Costly Grace

“The best things in life are free” – so goes an old saying. The air we breathe, the beauty of the world around us, the joy of human relationships. Life is free!

The blessings of God are free as well. “Freely, you have received”, says Jesus. We are offered the free gift of eternal life through Jesus and his work on the cross. Forgiveness, reconciliation, salvation, the gift of the Holy Spirit. All free. That is the amazing offer available to people in Christian faith.

However, it would be a huge error to think that because these things are free they are cheap. Often we equate the two. It would be a mistake to think that because God freely gives, we can do what we like, and there is no consequence. God’s gifts may be free, but they are not cheap.

It was the German writer Dietrich Bonhoeffer who came up with the expression ‘costly grace’. He contrasted this with ‘cheap grace’. Cheap grace , he said, was grace without actual life change. It was faith without repentance, belief without consequent action, grace without discipleship. Such cheap grace was really no grace at all and left us where we were.

By contrast, he says that costly grace recognises the cost of our salvation and freedom. It recognises the call to die to self and to live a new life.
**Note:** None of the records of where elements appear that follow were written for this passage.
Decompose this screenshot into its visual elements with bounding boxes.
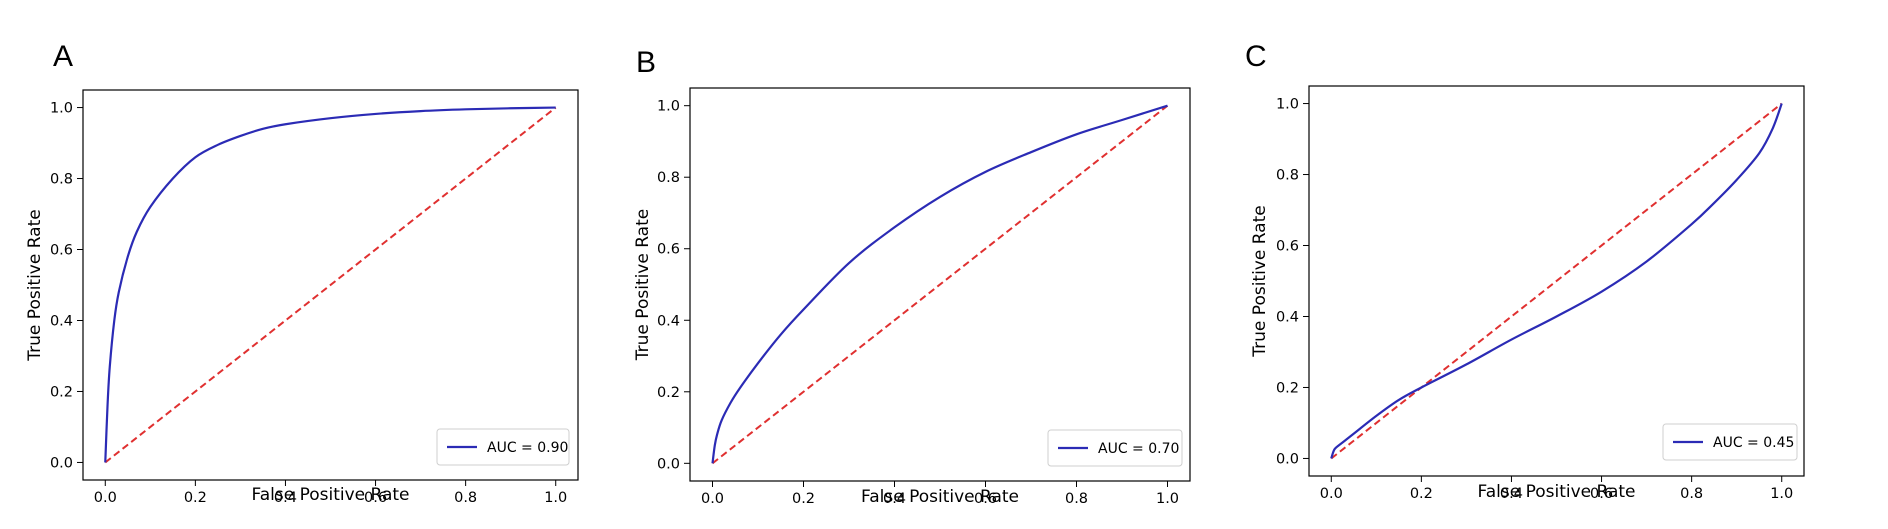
x-tick-label: 0.4 bbox=[1500, 486, 1523, 502]
x-tick-label: 0.8 bbox=[1680, 486, 1703, 502]
y-tick-label: 0.8 bbox=[657, 170, 680, 186]
x-tick-label: 0.6 bbox=[974, 491, 997, 507]
y-tick-label: 0.2 bbox=[50, 384, 73, 400]
chance-diagonal-line bbox=[1330, 102, 1783, 460]
x-tick-label: 0.4 bbox=[274, 490, 297, 506]
roc-curve-line bbox=[104, 106, 556, 463]
x-tick-label: 0.2 bbox=[1410, 486, 1433, 502]
y-tick-label: 0.4 bbox=[50, 313, 73, 329]
legend-label: AUC = 0.90 bbox=[487, 440, 568, 456]
x-tick-label: 0.2 bbox=[184, 490, 207, 506]
chance-diagonal-line bbox=[711, 104, 1169, 465]
roc-curve-line bbox=[1330, 103, 1783, 459]
y-tick-label: 0.6 bbox=[50, 243, 73, 259]
y-tick-label: 0.4 bbox=[657, 313, 680, 329]
y-tick-label: 0.0 bbox=[1276, 451, 1299, 467]
axes-frame bbox=[1308, 85, 1805, 477]
x-tick-label: 1.0 bbox=[1770, 486, 1793, 502]
axes-frame bbox=[82, 89, 579, 481]
y-tick-label: 0.0 bbox=[657, 456, 680, 472]
roc-panel-b: B 0.0 0.2 0.4 0.6 0.8 1.0 0.0 0.2 0.4 0.6 0.8 1.0 Fal… bbox=[633, 46, 1191, 507]
y-tick-label: 1.0 bbox=[50, 101, 73, 117]
x-tick-label: 0.2 bbox=[792, 491, 815, 507]
x-tick-label: 0.0 bbox=[94, 490, 117, 506]
y-tick-label: 0.8 bbox=[1276, 168, 1299, 184]
roc-panel-c: C 0.0 0.2 0.4 0.6 0.8 1.0 0.0 0.2 0.4 0.6 0.8 1.0 Fal… bbox=[1245, 40, 1805, 502]
x-tick-label: 0.4 bbox=[883, 491, 906, 507]
legend-box bbox=[436, 428, 570, 466]
y-axis-label: True Positive Rate bbox=[1250, 205, 1270, 357]
chance-diagonal-line bbox=[104, 106, 557, 464]
panel-letter: C bbox=[1245, 40, 1267, 73]
legend-box bbox=[1662, 423, 1798, 461]
roc-panel-a: A 0.0 0.2 0.4 0.6 0.8 1.0 0.0 0.2 0.4 0.6 0.8 1.0 Fal… bbox=[25, 40, 579, 506]
axes-frame bbox=[689, 87, 1191, 482]
y-tick-label: 0.2 bbox=[1276, 380, 1299, 396]
y-tick-label: 0.0 bbox=[50, 455, 73, 471]
y-tick-label: 0.8 bbox=[50, 172, 73, 188]
y-tick-label: 0.6 bbox=[657, 242, 680, 258]
y-tick-label: 1.0 bbox=[1276, 97, 1299, 113]
x-tick-label: 0.8 bbox=[454, 490, 477, 506]
legend-label: AUC = 0.45 bbox=[1713, 435, 1794, 451]
y-tick-label: 0.2 bbox=[657, 385, 680, 401]
x-tick-label: 1.0 bbox=[544, 490, 567, 506]
x-tick-label: 0.6 bbox=[1590, 486, 1613, 502]
y-tick-label: 0.4 bbox=[1276, 309, 1299, 325]
x-tick-label: 0.8 bbox=[1065, 491, 1088, 507]
y-axis-label: True Positive Rate bbox=[25, 209, 45, 361]
panel-letter: A bbox=[53, 40, 73, 73]
x-tick-label: 0.0 bbox=[1320, 486, 1343, 502]
x-axis-label: False Positive Rate bbox=[861, 487, 1019, 507]
legend-box bbox=[1047, 429, 1183, 467]
x-axis-label: False Positive Rate bbox=[1478, 482, 1636, 502]
x-axis-label: False Positive Rate bbox=[252, 485, 410, 505]
roc-curve-line bbox=[711, 104, 1168, 464]
y-tick-label: 0.6 bbox=[1276, 239, 1299, 255]
x-tick-label: 1.0 bbox=[1156, 491, 1179, 507]
y-axis-label: True Positive Rate bbox=[633, 209, 653, 361]
legend-label: AUC = 0.70 bbox=[1098, 441, 1179, 457]
y-tick-label: 1.0 bbox=[657, 99, 680, 115]
x-tick-label: 0.0 bbox=[701, 491, 724, 507]
x-tick-label: 0.6 bbox=[364, 490, 387, 506]
panel-letter: B bbox=[636, 46, 656, 79]
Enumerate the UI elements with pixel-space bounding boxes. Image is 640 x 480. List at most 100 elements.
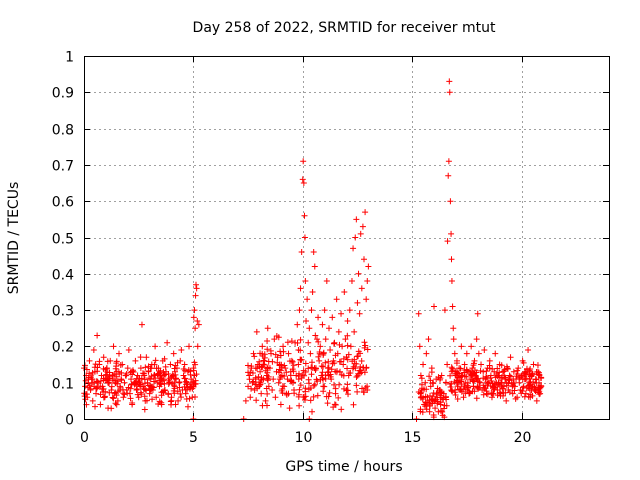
data-point: [94, 332, 101, 339]
data-point: [352, 234, 359, 241]
data-point: [284, 339, 291, 346]
data-point: [359, 385, 366, 392]
data-point: [320, 388, 327, 395]
data-point: [332, 352, 339, 359]
data-point: [300, 158, 307, 165]
data-point: [151, 372, 157, 379]
data-point: [144, 379, 151, 386]
data-point: [161, 355, 168, 362]
data-point: [193, 371, 200, 378]
data-point: [253, 328, 260, 335]
data-point: [329, 360, 336, 367]
data-point: [167, 398, 174, 405]
data-point: [277, 374, 284, 381]
data-point: [480, 368, 487, 375]
data-point: [416, 343, 423, 350]
data-point: [350, 245, 357, 252]
data-point: [114, 378, 121, 385]
data-point: [284, 376, 291, 383]
data-point: [141, 406, 148, 413]
data-point: [171, 365, 178, 372]
data-point: [344, 365, 351, 372]
data-point: [473, 395, 480, 402]
data-point: [123, 370, 130, 377]
data-point: [276, 366, 283, 373]
data-point: [460, 394, 467, 401]
data-point: [450, 325, 457, 332]
data-point: [264, 390, 271, 397]
data-point: [344, 342, 351, 349]
data-point: [250, 350, 257, 357]
data-point: [294, 339, 301, 346]
data-point: [472, 367, 479, 374]
data-point: [448, 364, 455, 371]
y-tick-label: 0.5: [52, 232, 74, 248]
data-point: [309, 408, 316, 415]
data-point: [476, 384, 483, 391]
data-point: [125, 347, 132, 354]
data-point: [516, 375, 523, 382]
data-point: [113, 401, 120, 408]
data-point: [152, 343, 159, 350]
data-point: [269, 386, 276, 393]
data-point: [520, 384, 527, 391]
data-point: [363, 296, 370, 303]
data-point: [100, 365, 107, 372]
data-point: [492, 350, 499, 357]
data-point: [328, 366, 335, 373]
data-point: [316, 357, 323, 364]
data-point: [493, 371, 500, 378]
data-point: [473, 336, 480, 343]
y-tick-label: 0.8: [52, 123, 74, 139]
data-point: [172, 401, 179, 408]
data-point: [488, 377, 495, 384]
data-point: [180, 372, 187, 379]
data-point: [311, 381, 318, 388]
data-point: [290, 362, 297, 369]
data-point: [82, 377, 89, 384]
data-point: [295, 376, 302, 383]
data-point: [104, 375, 111, 382]
data-point: [420, 361, 427, 368]
data-point: [256, 358, 263, 365]
data-point: [470, 377, 477, 384]
data-point: [257, 368, 264, 375]
x-tick-label: 20: [514, 430, 532, 446]
data-point: [331, 401, 338, 408]
data-point: [520, 359, 527, 366]
data-point: [96, 358, 103, 365]
y-tick-label: 1: [65, 50, 74, 66]
data-point: [498, 379, 505, 386]
data-point: [428, 369, 435, 376]
data-point: [422, 403, 429, 410]
data-point: [362, 209, 369, 216]
data-point: [145, 382, 152, 389]
data-point: [165, 377, 172, 384]
data-point: [362, 342, 369, 349]
data-point: [157, 375, 164, 382]
data-point: [500, 368, 507, 375]
data-point: [141, 380, 148, 387]
data-point: [509, 383, 516, 390]
data-point: [336, 358, 343, 365]
data-point: [521, 370, 528, 377]
data-point: [305, 339, 312, 346]
data-point: [415, 310, 422, 317]
data-point: [446, 78, 453, 85]
data-point: [167, 361, 174, 368]
data-point: [191, 307, 198, 314]
data-point: [326, 325, 332, 332]
data-point: [356, 310, 363, 317]
data-point: [295, 346, 302, 353]
data-point: [344, 356, 351, 363]
data-point: [427, 383, 434, 390]
data-point: [470, 362, 477, 369]
data-point: [187, 368, 194, 375]
data-point: [486, 362, 493, 369]
data-point: [354, 353, 361, 360]
data-point: [258, 364, 265, 371]
data-point: [354, 299, 361, 306]
data-point: [112, 389, 119, 396]
data-point: [429, 379, 436, 386]
data-point: [343, 353, 350, 360]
It recognises the on-going call to deny ourselves, take up our cross and follow Jesus. As Bonhoeffer starkly put it, “when Christ calls a man, he bids him come and die”.

In our comfortable society it is easy to become self-satisfied. It is easy to take faith for granted while we simply get on with living however we want to live. Bonhoeffer reminds us, indeed Jesus tells us, that true discipleship always bears a cost. Indeed, so many of those early disciples paid with their very lives. Many are still doing so.

In our world today, where so many give their lives for a delusional cause, destroying or blowing others up in the process, what’s the price for us in serving Christ? To what extent am I prepared to give myself to the cause of Christ’s redemptive love? Or am I content to sit back as a spectator or armchair critic of what others are doing?

Yes, the best things in life are indeed free, but they do not come without cost or responsibility. May we be as dedicated to the gospel of Christ in our day, as many in our world are dedicated to a cause of terror.